I edit SLmake.inc and find a setting for CDEFS that is currently set to -DAdd_, which is what INTFACE in BLACS was set to. So I change this to -DNoChange, and change FCFLAGS to -O3 -fno-underscoring
After this:
$ rm -rf build
$ mkdir build
$ cd build
$ cmake ..
$ make
And… it didn’t work. But the CMake output is really opaque and I don’t know if it’s using my new flags. So I try compiling it in the root directory just by using “make.” This allows me to see that my flags are being used. For example:
$ mpicc -c -DNoChange -O3 BI_HypBS.c
$ mpif77 -c -O3 -fno-underscoring iceil.f
After it’s done compiling (which, thankfully, doesn’t have any problems, even though I’m not using Cmake)
$ nm libscalapack.a | grep numroc
numroc.o:
0000000000000000 T numroc
Success!! No underscores! Back to compiling MADbench2:
$ mpicc -D SYSTEM -D COLUMBIA -o MADbench2.x MADbench2.c /usr/local/lib64/blacs_MPI-LINUX-0.a /usr/local/lib64/blacsCinit_MPI-LINUX-0.a /usr/local/lib64/blacsF77init_MPI-LINUX-0.a -L/usr/local/lib -lm -lblas -llapack -lscalapack
Now I’m getting a different error:
/usr/local/lib/libscalapack.a(BI_GlobalVars.o):(.bss+0x0): multiple definition of BI_Stats'
/usr/local/lib64/blacs_MPI-LINUX-0.a(BI_GlobalVars.o):(.bss+0x0): first defined here
/usr/local/lib/libscalapack.a(BI_GlobalVars.o):(.bss+0x10): multiple definition of
BI_SysContxts'
So, it looks like the BLACS functions are built directory into libscalapack, so I don’t need those spacs library after all. So let’s change my compile line for MADbench2:
$ mpicc -D SYSTEM -D COLUMBIA -o MADbench2.x MADbench2.c -L/usr/local/lib -lm -lblas -llapack -lscalapack -lgfortran
This time:
MADbench2.c:(.text+0x3159): undefined reference to `dposv'
At least I know what to look for this time:
$ nm /usr/local/lib64/liblapack.a | grep dposv
dposv.f.o:
0000000000000000 T dposv_
The lapack library needs to be fixed for underscores too.
$ cd lapack-3.8.0
$ cp make.inc.example make.inc
$ vim make.inc
CFLAGS = -O3 -DNoChange
OPTS = -O2 -frecursive -fno-underscoring
$ make lapacklib
The next error that comes up is:
pdgemv_.c:(.text+0x94b): undefined reference to `dgemv'
Turns out this is part of the BLAS library (not the BLACS library!)

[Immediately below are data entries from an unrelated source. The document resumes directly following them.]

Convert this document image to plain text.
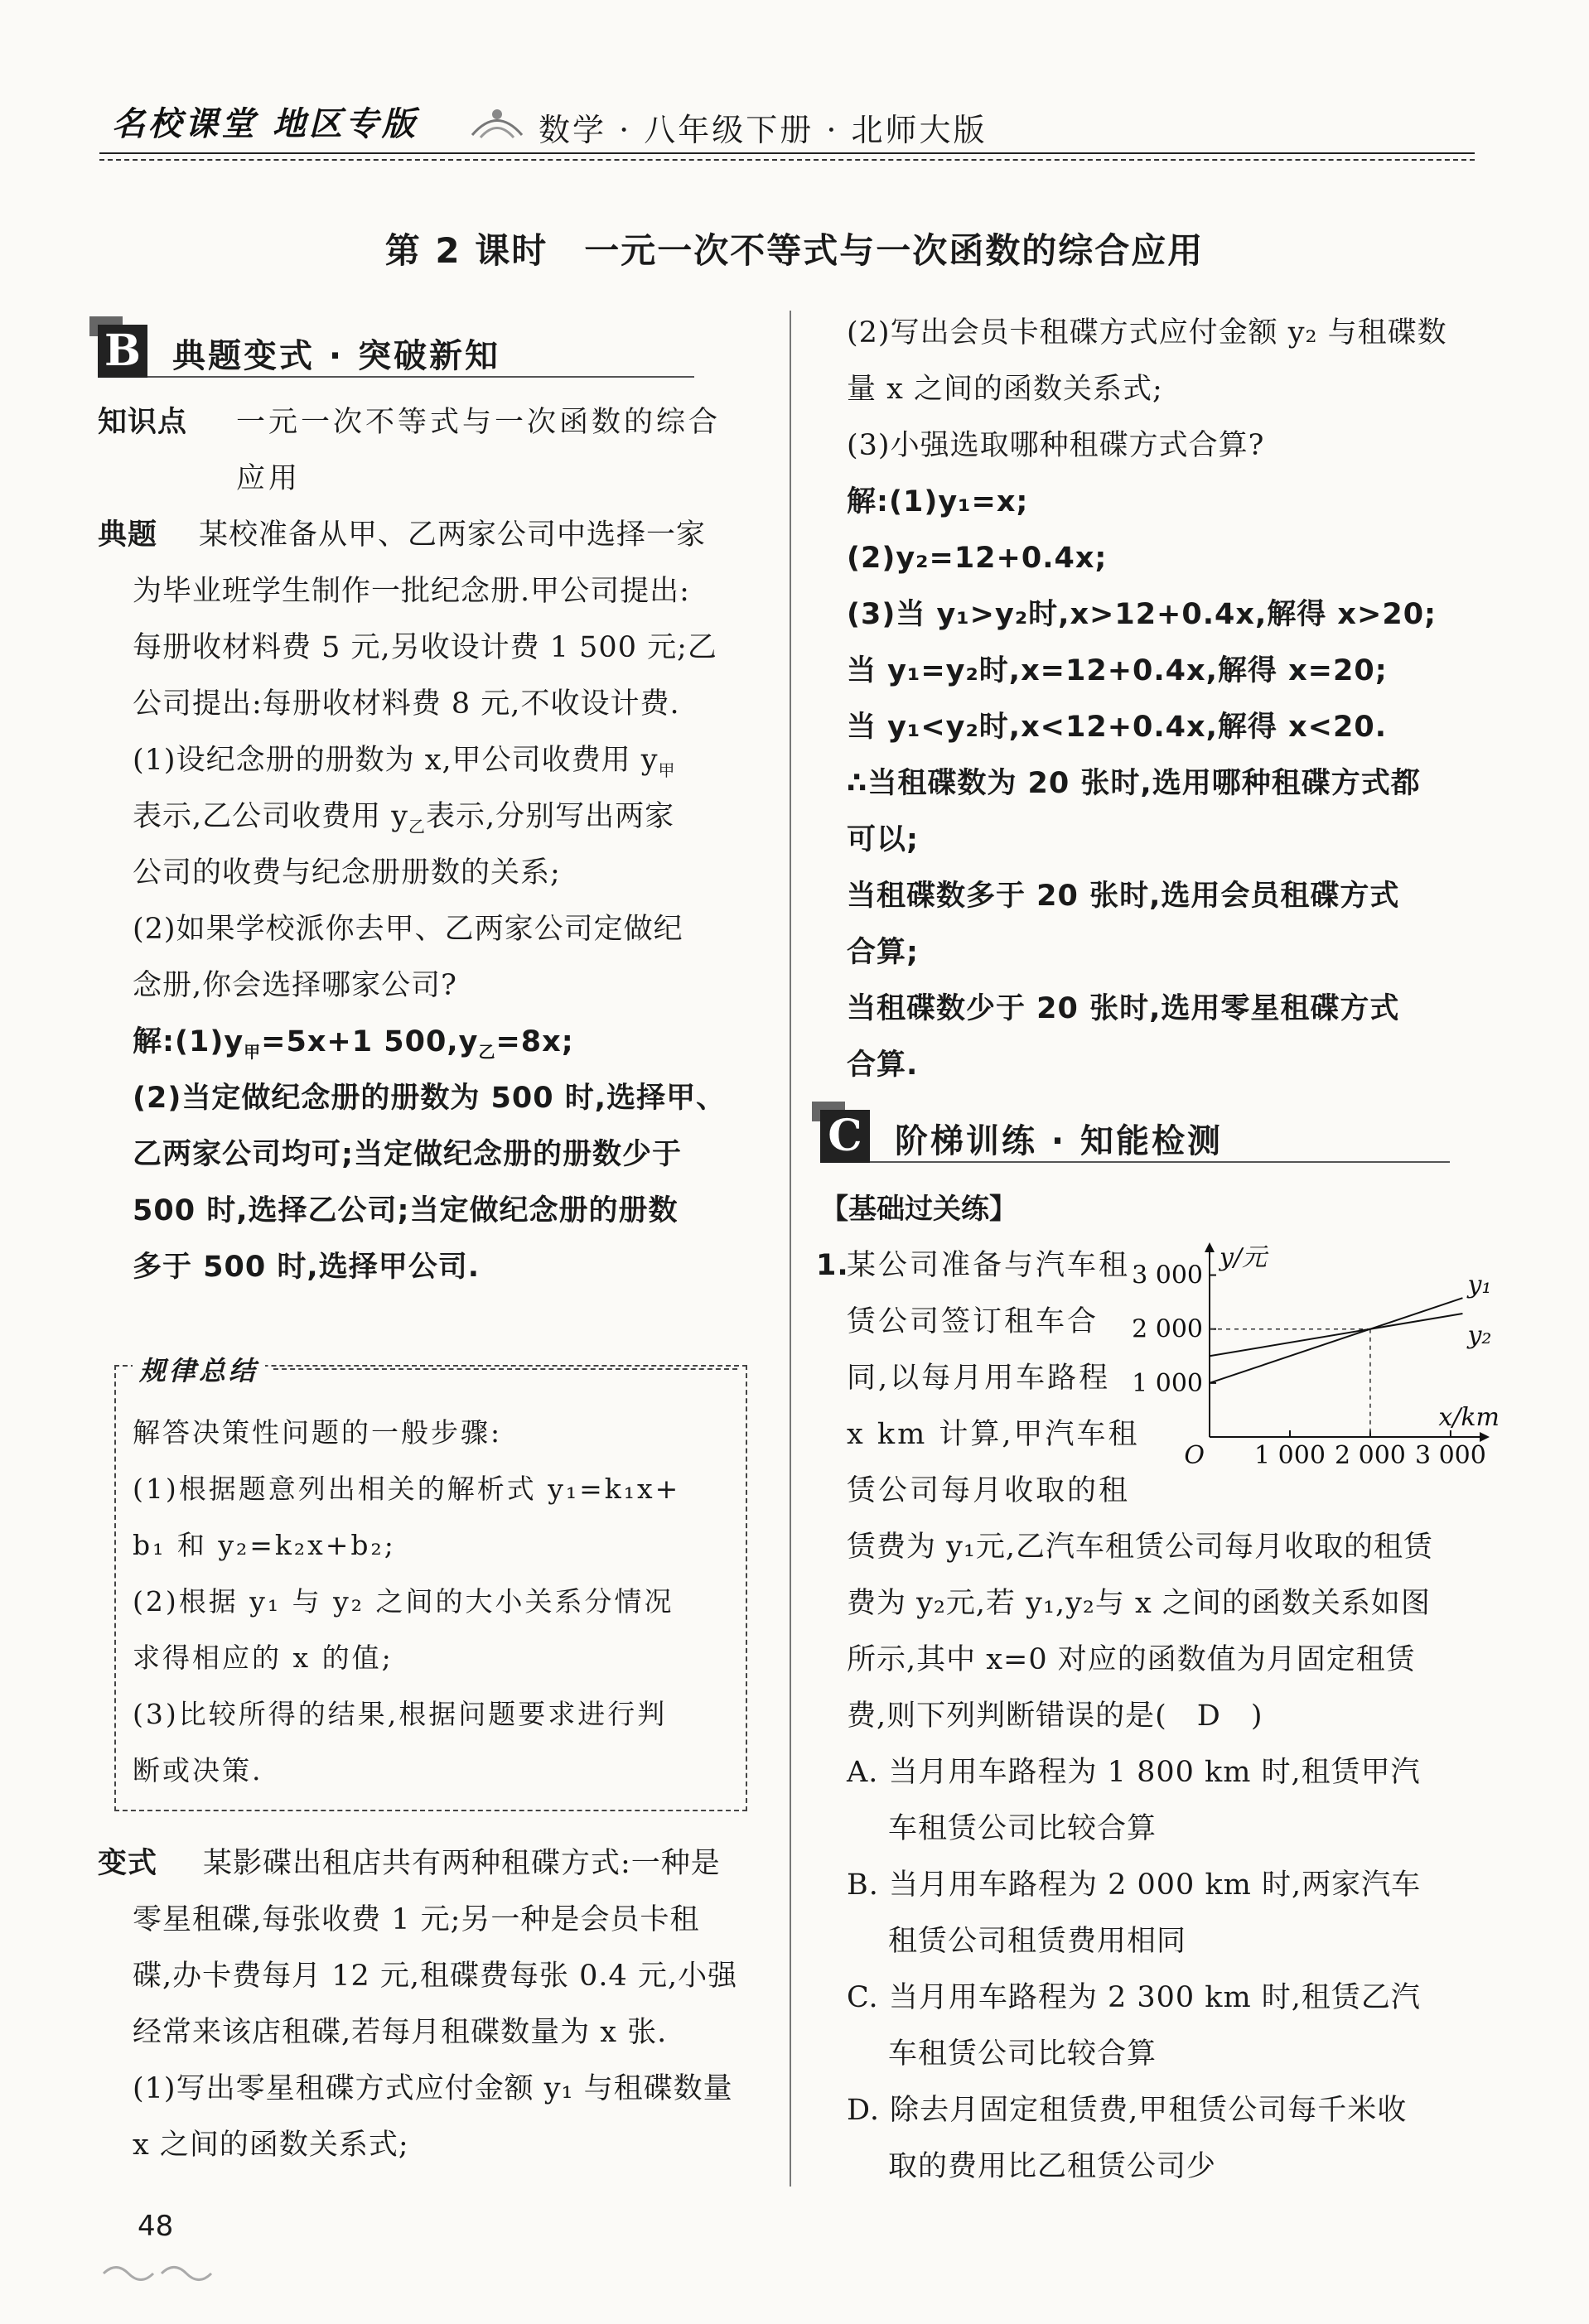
名校课堂 地区专版	数学 · 八年级下册 · 北师大版
第 2 课时　一元一次不等式与一次函数的综合应用
B 典题变式 · 突破新知
知识点 一元一次不等式与一次函数的综合
应用
典题 某校准备从甲、乙两家公司中选择一家
为毕业班学生制作一批纪念册.甲公司提出:
每册收材料费 5 元,另收设计费 1 500 元;乙
公司提出:每册收材料费 8 元,不收设计费.
(1)设纪念册的册数为 x,甲公司收费用 $y_甲$
表示,乙公司收费用 $y_乙$表示,分别写出两家
公司的收费与纪念册册数的关系;
(2)如果学校派你去甲、乙两家公司定做纪
念册,你会选择哪家公司?
解$:(1)y_甲=5x+1$ $500,y_乙=8x$;
(2)当定做纪念册的册数为 500 时,选择甲、
乙两家公司均可;当定做纪念册的册数少于
500 时,选择乙公司;当定做纪念册的册数
多于 500 时,选择甲公司.
规律总结
解答决策性问题的一般步骤:
(1)根据题意列出相关的解析式 y₁=k₁x+
b₁ 和 y₂=k₂x+b₂;
(2)根据 y₁ 与 y₂ 之间的大小关系分情况
求得相应的 x 的值;
(3)比较所得的结果,根据问题要求进行判
断或决策.
变式 某影碟出租店共有两种租碟方式:一种是
零星租碟,每张收费 1 元;另一种是会员卡租
碟,办卡费每月 12 元,租碟费每张 0.4 元,小强
经常来该店租碟,若每月租碟数量为 x 张.
(1)写出零星租碟方式应付金额 y₁ 与租碟数量
x 之间的函数关系式;
(2)写出会员卡租碟方式应付金额 y₂ 与租碟数
量 x 之间的函数关系式;
(3)小强选取哪种租碟方式合算?
解:(1)y₁=x;
(2)y₂=12+0.4x;
(3)当 y₁>y₂时,x>12+0.4x,解得 x>20;
当 y₁=y₂时,x=12+0.4x,解得 x=20;
当 y₁<y₂时,x<12+0.4x,解得 x<20.
∴当租碟数为 20 张时,选用哪种租碟方式都
可以;
当租碟数多于 20 张时,选用会员租碟方式
合算;
当租碟数少于 20 张时,选用零星租碟方式
合算.
C 阶梯训练 · 知能检测
【基础过关练】
1.
某公司准备与汽车租
赁公司签订租车合
同,以每月用车路程
x km 计算,甲汽车租
赁公司每月收取的租
赁费为 y₁元,乙汽车租赁公司每月收取的租赁
费为 y₂元,若 y₁,y₂与 x 之间的函数关系如图
所示,其中 x=0 对应的函数值为月固定租赁
费,则下列判断错误的是(　D　)
A. 当月用车路程为 1 800 km 时,租赁甲汽
车租赁公司比较合算
B. 当月用车路程为 2 000 km 时,两家汽车
租赁公司租赁费用相同
C. 当月用车路程为 2 300 km 时,租赁乙汽
车租赁公司比较合算
D. 除去月固定租赁费,甲租赁公司每千米收
取的费用比乙租赁公司少
1 000 2 000 3 000
1 000
2 000
3 000	y₁
y₂
x/km
y/元
O
48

$ nm /usr/local/lib64/blas_LINUX.a | grep dgemv
dgemv.o:
0000000000000000 T dgemv
So I need to include that library in my compilation:
$ mpicc -D SYSTEM -D COLUMBIA -o MADbench2.x MADbench2.c /usr/local/lib64/blas_LINUX.a /usr/local/lib64/liblapack.a -L/usr/local/lib -lm -lscalapack -lgfortran
This didn’t help.
$ mpicc -D SYSTEM -D COLUMBIA -o MADbench2.x MADbench2.c /usr/local/lib64/blas_LINUX.a /usr/local/lib64/liblapack.a /usr/local/lib/libscalapack.a -lm -lgfortran
This should work, but it doesn’t. If you are a more experienced C program than I am, you might have said “But wait! Isn’t that in the wrong linker order?” And you would have been right.
Even though it seems to me like you should include the files that the other files depend on first, it turns out that you need to include the dependent files first so that they create empty symbols in the symbol table that the compiler can then fill with the other files as they are linked up. So this, FINALLY, was successful:
$ mpicc -D SYSTEM -D COLUMBIA -o MADbench2.x MADbench2.c /usr/local/lib/libscalapack.a /usr/local/lib64/liblapack.a /usr/local/lib64/blas_LINUX.a -lm -lgfortran
$ mpirun -n 4 ./MADbench2.x 640 80 1 8 8 4 4
MADbench 2.0
no_pe = 4 no_pix = 640 no_bin = 80 no_gang = 1 sblocksize = 8 fblocksize = 8 r_mod = 4 w_mod = 4
IOMETHOD = POSIX IOMODE = SYNC FILETYPE = UNIQUE REMAP = CUSTOM
S_cc 3.96 [ 3.95: 3.96]
S_w 0.16 [ 0.16: 0.16]
-------
S_total 4.11 [ 4.11: 4.11]
D_cc 0.06 [ 0.06: 0.06]
-------
D_total 0.06 [ 0.06: 0.06]
W_cc 5.20 [ 5.20: 5.20]
W_r 0.07 [ 0.07: 0.07]
W_w 0.09 [ 0.09: 0.09]
-------
W_total 5.37 [ 5.37: 5.37]
C_cc 1.22 [ 1.22: 1.23]
C_r 2.29 [ 2.29: 2.30]
-------
C_total 3.52 [ 3.52: 3.52]
dC[0] = -4.99994e-01
Success!!! And, yes, this took a very large chunk of a beautiful Spring Saturday that I probably should have spent outside instead of sitting at my computer. But I learned a heck of a lot about the exchange between Fortran and C, and how to fix linker problems.